Diastereofacial selectivity in the aldol reactions of chiral α-methyl aldehydes: a computer modelling approach.

Abstract

Transition state modelling of the aldol reaction of Z enol borinates with chiral α-methyl aldehydes (see Schemes 4 and 6) suggests that three transition structures ( F, AF, R) play a dominant role in controlling π-facial selectivity. The “Felkin” structure ( F) is characterized by Me-CH---C(O)-C* and CH---C(O)-C*-Me dihedral angles of about −60°/−65° and +100°. The “Roush” structure ( R) has values of −60°/−65° and ±175°/180°, while the “Anti-Felkin” one ( AF) has values of +60°/+65° and about +50°. Our analysis suggests that nonbonded interactions play the most important role in determining aldehyde diastereofacial selectivity in the reactions with Z enolates, and that stereoelectronic effects are possibly overriden by steric effects.

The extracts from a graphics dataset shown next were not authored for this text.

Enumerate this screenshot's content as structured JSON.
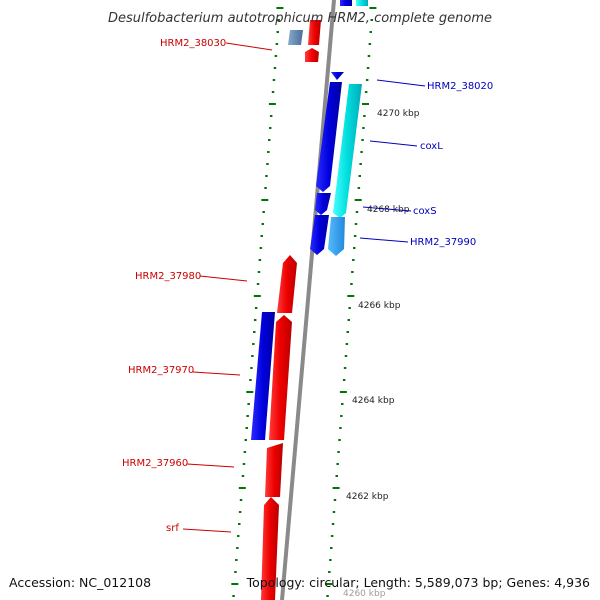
{
  "title": "Desulfobacterium autotrophicum HRM2, complete genome",
  "footer": {
    "accession": "Accession: NC_012108",
    "summary": "Topology: circular; Length: 5,589,073 bp; Genes: 4,936"
  },
  "colors": {
    "reverse_strand": "#ee0000",
    "forward_strand": "#0000dd",
    "forward_alt": "#00dddd",
    "label_reverse": "#cc0000",
    "label_forward": "#0000bb",
    "backbone": "#8a8a8a",
    "tick": "#007700"
  },
  "ticks": [
    {
      "label": "4270 kbp"
    },
    {
      "label": "4268 kbp"
    },
    {
      "label": "4266 kbp"
    },
    {
      "label": "4264 kbp"
    },
    {
      "label": "4262 kbp"
    },
    {
      "label": "4260 kbp"
    }
  ],
  "gene_labels": [
    {
      "text": "HRM2_38030",
      "strand": "reverse"
    },
    {
      "text": "HRM2_38020",
      "strand": "forward"
    },
    {
      "text": "coxL",
      "strand": "forward"
    },
    {
      "text": "coxS",
      "strand": "forward"
    },
    {
      "text": "HRM2_37990",
      "strand": "forward"
    },
    {
      "text": "HRM2_37980",
      "strand": "reverse"
    },
    {
      "text": "HRM2_37970",
      "strand": "reverse"
    },
    {
      "text": "HRM2_37960",
      "strand": "reverse"
    },
    {
      "text": "srf",
      "strand": "reverse"
    }
  ]
}
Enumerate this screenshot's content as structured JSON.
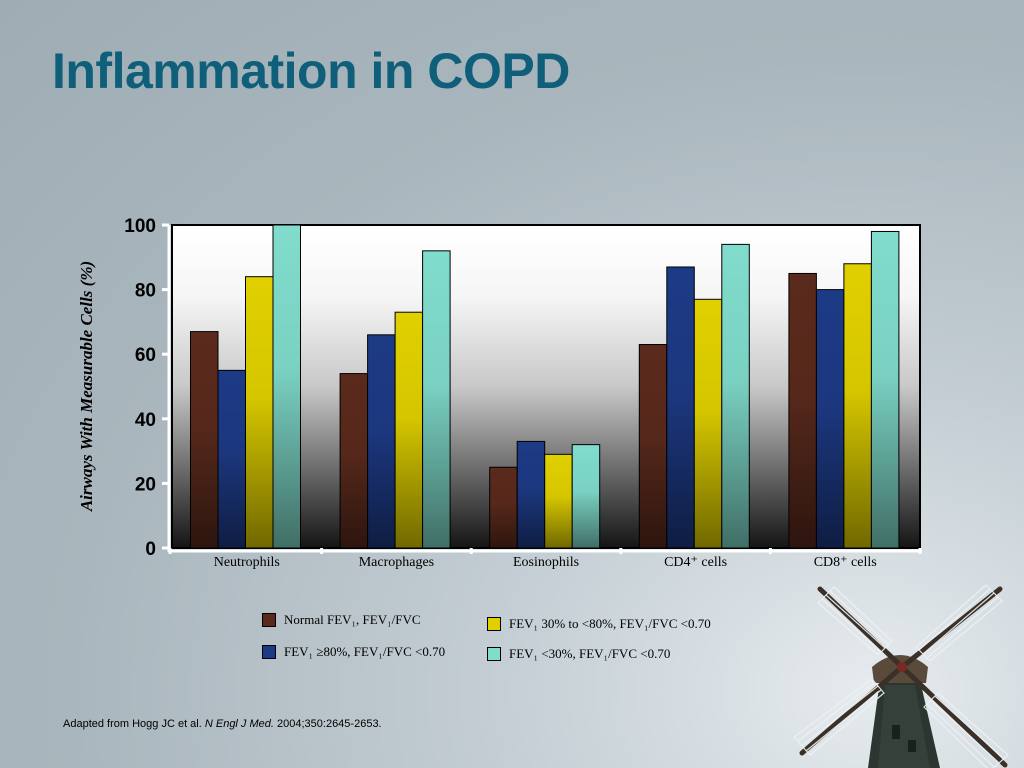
{
  "slide": {
    "title": "Inflammation in COPD"
  },
  "source": {
    "prefix": "Adapted from Hogg JC et al.",
    "journal": "N Engl J Med.",
    "citation": "2004;350:2645-2653."
  },
  "legend": [
    {
      "label": "Normal FEV₁, FEV₁/FVC",
      "color": "#5a2a1c"
    },
    {
      "label": "FEV₁ ≥80%, FEV₁/FVC <0.70",
      "color": "#1d3a85"
    },
    {
      "label": "FEV₁ 30% to <80%, FEV₁/FVC <0.70",
      "color": "#e0d000"
    },
    {
      "label": "FEV₁ <30%, FEV₁/FVC <0.70",
      "color": "#80dccc"
    }
  ],
  "chart_data": {
    "type": "bar",
    "ylabel": "Airways With Measurable Cells (%)",
    "ylim": [
      0,
      100
    ],
    "yticks": [
      0,
      20,
      40,
      60,
      80,
      100
    ],
    "categories": [
      "Neutrophils",
      "Macrophages",
      "Eosinophils",
      "CD4⁺ cells",
      "CD8⁺ cells"
    ],
    "series": [
      {
        "name": "Normal FEV₁, FEV₁/FVC",
        "color": "#5a2a1c",
        "values": [
          67,
          54,
          25,
          63,
          85
        ]
      },
      {
        "name": "FEV₁ ≥80%, FEV₁/FVC <0.70",
        "color": "#1d3a85",
        "values": [
          55,
          66,
          33,
          87,
          80
        ]
      },
      {
        "name": "FEV₁ 30% to <80%, FEV₁/FVC <0.70",
        "color": "#e0d000",
        "values": [
          84,
          73,
          29,
          77,
          88
        ]
      },
      {
        "name": "FEV₁ <30%, FEV₁/FVC <0.70",
        "color": "#80dccc",
        "values": [
          100,
          92,
          32,
          94,
          98
        ]
      }
    ],
    "grid": false,
    "legend_position": "bottom"
  }
}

Reactions with aldehydes bearing relatively small and “flat” substituents (Ph-, H 2CCH-, Me 2CCH-) are 3,4-syn selective (“Felkin” selective) while reactions with aldehydes bearing bulkier groups (various alkyls) are 3,4-anti selective (“Anti-Felkin” selective) (see Tables 1 and 2). This result is essentially due to destabilization of both ( F) and ( R) structures. In particular, in order to relieve strain-energy structure ( F) opens the CH---C(O)-C*-Me dihedral angle from +60° to ca. +100°. In this way the bulky substituents (alkyls) are pushed towards the aldehyde hydrogen. In the ( AF) structure the CH---C(O)-C*-Me dihedral angle is around +50° and the [aldehyde hydrogen - alkyl] interaction disappears. Enolate aggregation and chelation effects in the case of lithium enolates can possibly explain discrepancies observed between lithium and boron enolates and between the experimental ratios and the force field-predicted ratios.